The water lapped against the docks, the boats swaying in their slips with the gentle motion of the lake. The gray day was brightened only by the sounds of weekend sailors tending to their crafts, the music of their laughter warm on the cold damp breeze.
I gazed down through the murky depths, wondering how long it had been since I’d stood in this same spot searching for something inside myself. The captain broke into my reverie, seemingly reading my mind.
“Do you remember the last time you were here, Kitten?”
I calculated the time that had passed in silence before responding. I realized that it had been more years than I knew. It seemed like just yesterday that we’d spent that summer together here; a summer of friendship, love, laughter and unequaled companionship. In that long ago moment, when the breeze had been warm and it was our laughter that filled the afternoon, I stood in this same spot staring down into the water and had found direction. That summer my life had begun anew. I was instantly ashamed of how far astray from that path I had deviated.
Like the seasons, I had changed. I hardly felt like that girl anymore, the “wild child” as the captain had called me, with a zest for life, finding wonderment in the rain, the skies, and the world around me. She had been replaced with an older, more restrained version – having grown quiet and introspective. Age and life had challenged her and she had lost both courage and self as casualties of those battles. And like any recovery, mine had been slow and painful. But now I was feeling restless again and dreams of rocky shores and the east coast had begun to seep into my consciousness again.
I turned my head from the water and the baited line that bobbed with the waves, studying the captain. His profile contrasted the bleak, rainy afternoon. He had always been larger than life to me and I was often humbled by his presence and our tender friendship. He has been friend, and sometimes foe, teacher and mentor to me over the years. He was one of those rare people who enter our lives and forever change us and how we view the world… and ourselves. He’d entered my life at a tumultuous time and in him, I had found understanding and acceptance, both from him and in myself.
He, too, seemed deep in thought and more subdued than the man I remembered. I thought about our previous conversation that afternoon, and how life can change you in such a short time.
“Do you sometimes think about that summer, Captain,” I asked. “Was it just me, or was it really as magical as I remembered?”
“Oh, most definitely, Kitten. I think we all felt it,” he answered quietly.

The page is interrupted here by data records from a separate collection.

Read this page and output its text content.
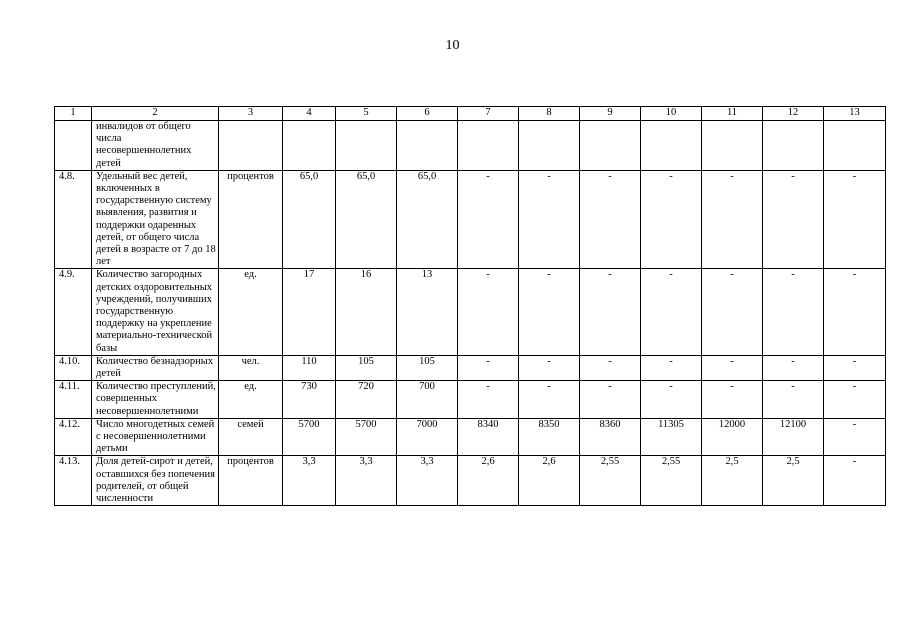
10
1	2	3	4	5	6	7	8	9	10	11	12	13
	инвалидов от общего числа несовершеннолетних детей											
4.8.	Удельный вес детей, включенных в государственную систему выявления, развития и поддержки одаренных детей, от общего числа детей в возрасте от 7 до 18 лет	процентов	65,0	65,0	65,0	-	-	-	-	-	-	-
4.9.	Количество загородных детских оздоровительных учреждений, получивших государственную поддержку на укрепление материально-технической базы	ед.	17	16	13	-	-	-	-	-	-	-
4.10.	Количество безнадзорных детей	чел.	110	105	105	-	-	-	-	-	-	-
4.11.	Количество преступлений, совершенных несовершеннолетними	ед.	730	720	700	-	-	-	-	-	-	-
4.12.	Число многодетных семей с несовершеннолетними детьми	семей	5700	5700	7000	8340	8350	8360	11305	12000	12100	-
4.13.	Доля детей-сирот и детей, оставшихся без попечения родителей, от общей численности	процентов	3,3	3,3	3,3	2,6	2,6	2,55	2,55	2,5	2,5	-
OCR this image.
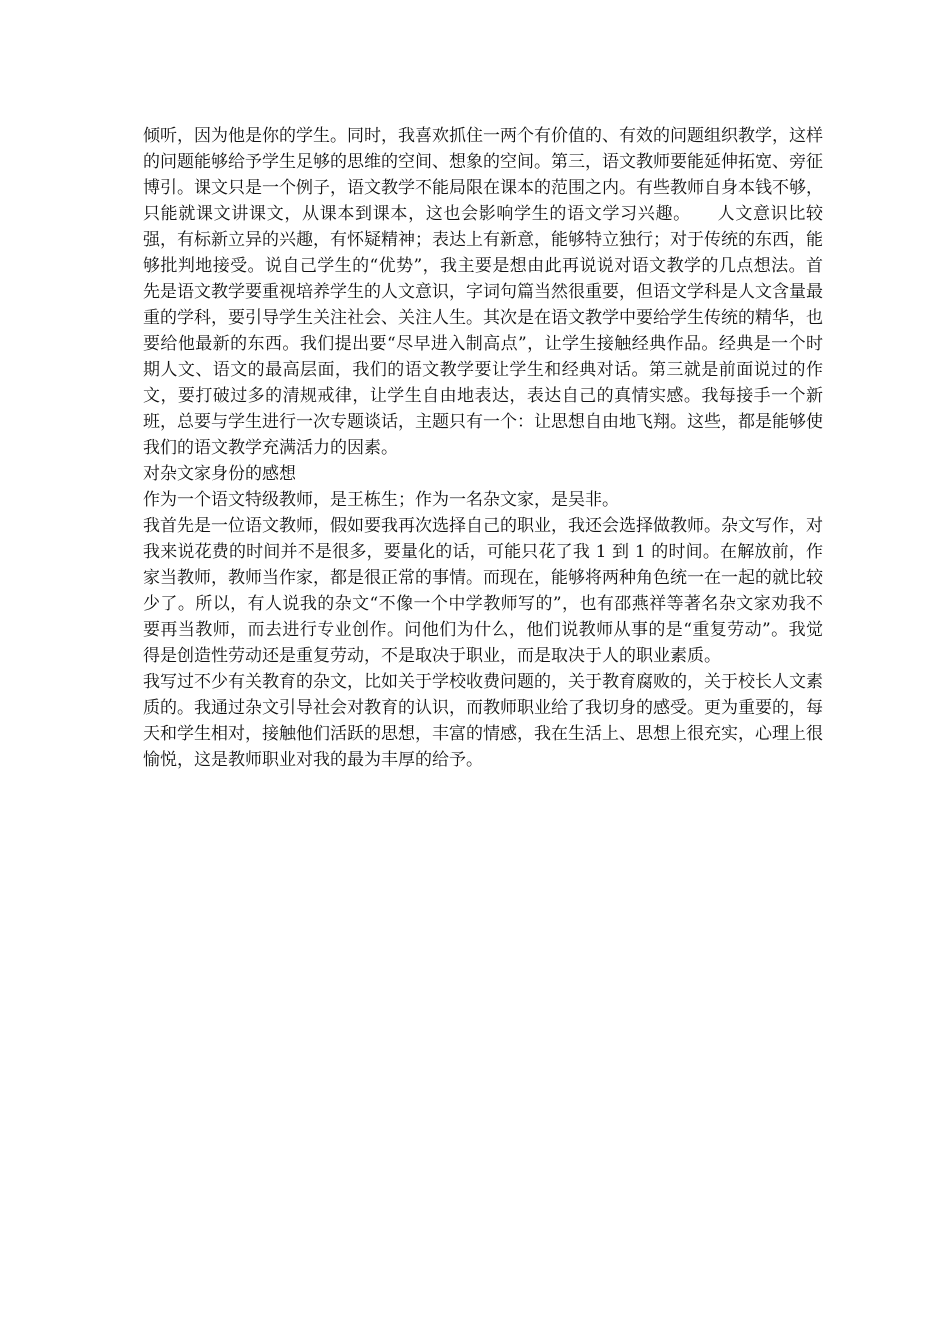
倾听，因为他是你的学生。同时，我喜欢抓住一两个有价值的、有效的问题组织教学，这样的问题能够给予学生足够的思维的空间、想象的空间。第三，语文教师要能延伸拓宽、旁征博引。课文只是一个例子，语文教学不能局限在课本的范围之内。有些教师自身本钱不够，只能就课文讲课文，从课本到课本，这也会影响学生的语文学习兴趣。　　人文意识比较强，有标新立异的兴趣，有怀疑精神；表达上有新意，能够特立独行；对于传统的东西，能够批判地接受。说自己学生的“优势”，我主要是想由此再说说对语文教学的几点想法。首先是语文教学要重视培养学生的人文意识，字词句篇当然很重要，但语文学科是人文含量最重的学科，要引导学生关注社会、关注人生。其次是在语文教学中要给学生传统的精华，也要给他最新的东西。我们提出要“尽早进入制高点”，让学生接触经典作品。经典是一个时期人文、语文的最高层面，我们的语文教学要让学生和经典对话。第三就是前面说过的作文，要打破过多的清规戒律，让学生自由地表达，表达自己的真情实感。我每接手一个新班，总要与学生进行一次专题谈话，主题只有一个：让思想自由地飞翔。这些，都是能够使我们的语文教学充满活力的因素。

对杂文家身份的感想

作为一个语文特级教师，是王栋生；作为一名杂文家，是吴非。

我首先是一位语文教师，假如要我再次选择自己的职业，我还会选择做教师。杂文写作，对我来说花费的时间并不是很多，要量化的话，可能只花了我 1 到 1 的时间。在解放前，作家当教师，教师当作家，都是很正常的事情。而现在，能够将两种角色统一在一起的就比较少了。所以，有人说我的杂文“不像一个中学教师写的”，也有邵燕祥等著名杂文家劝我不要再当教师，而去进行专业创作。问他们为什么，他们说教师从事的是“重复劳动”。我觉得是创造性劳动还是重复劳动，不是取决于职业，而是取决于人的职业素质。

我写过不少有关教育的杂文，比如关于学校收费问题的，关于教育腐败的，关于校长人文素质的。我通过杂文引导社会对教育的认识，而教师职业给了我切身的感受。更为重要的，每天和学生相对，接触他们活跃的思想，丰富的情感，我在生活上、思想上很充实，心理上很愉悦，这是教师职业对我的最为丰厚的给予。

I nodded silently, my mind straying again to summer nights spent sitting with a fishing pole in one hand and a drink in the other, of the bond we’d shared and the words that had passed between us. I’ve thought about those nights many times over the years and longed for that same hunger and bright hope for the future again. I found myself longing again to belong with those like me - their minds haunted, their souls seeking, their sirens calling. Though much has changed since that summer so long ago, the ghosts have remained in my thoughts, haunting me sometimes in the dead of night with what-might-have-beens. Over the years, I rationalized away the magic and the importance of those times to changes in myself and the rose-colored hue that hindsight lends to almost every yesterday. But in that moment I knew that every taste, every smell, every feeling had been real.
The pale sun sunk deeper in the horizon, the icy waters stealing away the last of the day. I realized with a pang of regret it was time to leave. I gently touched the Captain’s arm and nodded sadly. I drank it all in one more time – the boat, the people, the man beside me. I watched the surface of the lake dimple with heavy raindrops, so reminiscent of another afternoon, and shivered, hoping it wasn’t too late to find summer again.